One of the most interesting and inspiring talks during the Resonate 2013 festival was the one of Memo Akten. Memo is a London based visual artist that works with code and technology and as he states everywhere – he likes to touch people. Not the physical touching but touching in spiritual and irrational sense. He was talking about the importance of numbers and precision within artworks that is necessary for triggering emotions.. touching people.


Many have been asking Memo about solving the difficult aspects of the very complicated projects that he has been working on. His solution to this is taking baby steps, meaning, that one has to set small reasonable goals in order to get a complicated project done. If you focus on the big picture for the whole time, most probably you will get scared and will tell yourself that this is something impossible.


Memo talked about his previous experience and how he arrived to working with creative applications. He actually has a BA degree in Civil Engineering. After getting that, he escaped from Turkey to London where he started to work as a game programmer. Once he felt that the game industry is becoming too big and uncreative, he escaped again. Since then he has been experimenting with creative coding and is making different kind of instruments for visual and auditory expression.



Casey Reas



Casey Reas is one of the founders and main developers of the Processing creative coding framework. His talk was about the four main things that he has been doing for the past 10 or more years:



  1. His creative practice

  2. The development of Processing.org

  3. Teaching

  4. Writing that supports teaching and Processing


Casey told about his idea about software artist studio that can be location independent. He was comparing the studio of today's software artist to several painter studios in the past. Processing and the tools alike would be the core of such studio. Art pieces that would be made in this kind of studio for the most part would have a beginning, but not an end.


He also advertised the book Form and Code in Design, Art and Architecture that he wrote in collaboration with Chander McWilliams. It is about the possibilities that coding gives to shaping form in the mentioned fields through examples and advice.


Casey promotes a different art + technology approach. If before there was the artist and the scientist - now there is the artist and accessible tools. In his opinion every designer nowadays has to have understanding about programming. If the user is not able to shape his tool - another person is affecting the final outcome - maybe even more as the artist itself.



Raquel Mayers



Another interesting talk by Spanish 8bit visual artist that is focusing on storytelling in text mode - ascii, petscii, and so on. Raquel has background in photography and she is currently based in Sweden.


When Raquel jumped in to the demo scene, she started to draw characters with symbols for her animations. She is not a coder, but an animator with high love towards traditional animation. Her partner, who is a programmer, made a program for her that runs on the Commodore 64 computer. With this program she is able to draw characters with keyboard in a pixel by pixel way. Afterwards it is possible to do frame by frame animations with these characters.

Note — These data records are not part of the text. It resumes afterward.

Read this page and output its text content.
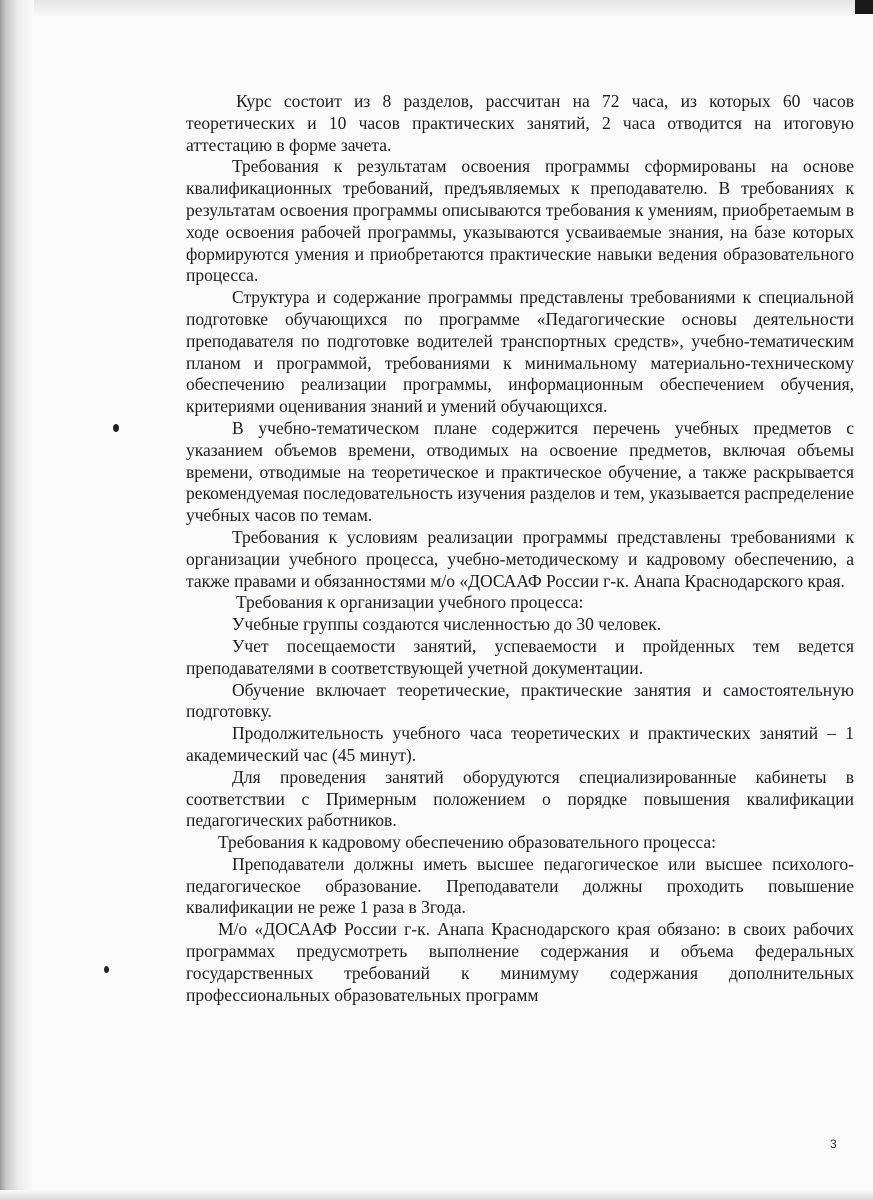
Курс состоит из 8 разделов, рассчитан на 72 часа, из которых 60 часов теоретических и 10 часов практических занятий, 2 часа отводится на итоговую аттестацию в форме зачета.

Требования к результатам освоения программы сформированы на основе квалификационных требований, предъявляемых к преподавателю. В требованиях к результатам освоения программы описываются требования к умениям, приобретаемым в ходе освоения рабочей программы, указываются усваиваемые знания, на базе которых формируются умения и приобретаются практические навыки ведения образовательного процесса.

Структура и содержание программы представлены требованиями к специальной подготовке обучающихся по программе «Педагогические основы деятельности преподавателя по подготовке водителей транспортных средств», учебно-тематическим планом и программой, требованиями к минимальному материально-техническому обеспечению реализации программы, информационным обеспечением обучения, критериями оценивания знаний и умений обучающихся.

В учебно-тематическом плане содержится перечень учебных предметов с указанием объемов времени, отводимых на освоение предметов, включая объемы времени, отводимые на теоретическое и практическое обучение, а также раскрывается рекомендуемая последовательность изучения разделов и тем, указывается распределение учебных часов по темам.

Требования к условиям реализации программы представлены требованиями к организации учебного процесса, учебно-методическому и кадровому обеспечению, а также правами и обязанностями м/о «ДОСААФ России г-к. Анапа Краснодарского края.

Требования к организации учебного процесса:

Учебные группы создаются численностью до 30 человек.

Учет посещаемости занятий, успеваемости и пройденных тем ведется преподавателями в соответствующей учетной документации.

Обучение включает теоретические, практические занятия и самостоятельную подготовку.

Продолжительность учебного часа теоретических и практических занятий – 1 академический час (45 минут).

Для проведения занятий оборудуются специализированные кабинеты в соответствии с Примерным положением о порядке повышения квалификации педагогических работников.

Требования к кадровому обеспечению образовательного процесса:

Преподаватели должны иметь высшее педагогическое или высшее психолого-педагогическое образование. Преподаватели должны проходить повышение квалификации не реже 1 раза в 3года.

М/о «ДОСААФ России г-к. Анапа Краснодарского края обязано: в своих рабочих программах предусмотреть выполнение содержания и объема федеральных государственных требований к минимуму содержания дополнительных профессиональных образовательных программ

3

Lately she is performing live during real-time performances together with sound artist Goto80.




These were just few of the talks worth mentioning. Another interesting part of the festival was the screenings. It was possible to watch the movie The Indie Game that is a realistic insight into the life of indie game developers.


Worth mentioning is also the movie's Clouds beta release screening. As said in the description, Clouds is a documentary featuring prominent media artists, hackers, and critics in conversation about the creative use of code, the future of data, interfaces, and visual technology. The creative practitioners featured in the documentary represent a new breed of interdisciplinary artists who combine software engineering, audiovisual design, and cultural engagement. Clouds explores the themes of creativity, aesthetics, simulation, and sharing articulated by these luminaries in the computational arts community.


To sum up - Resonate 2013 were very interesting, valuable and inspiring three days in Belgrade, Serbia. Don't miss it next year.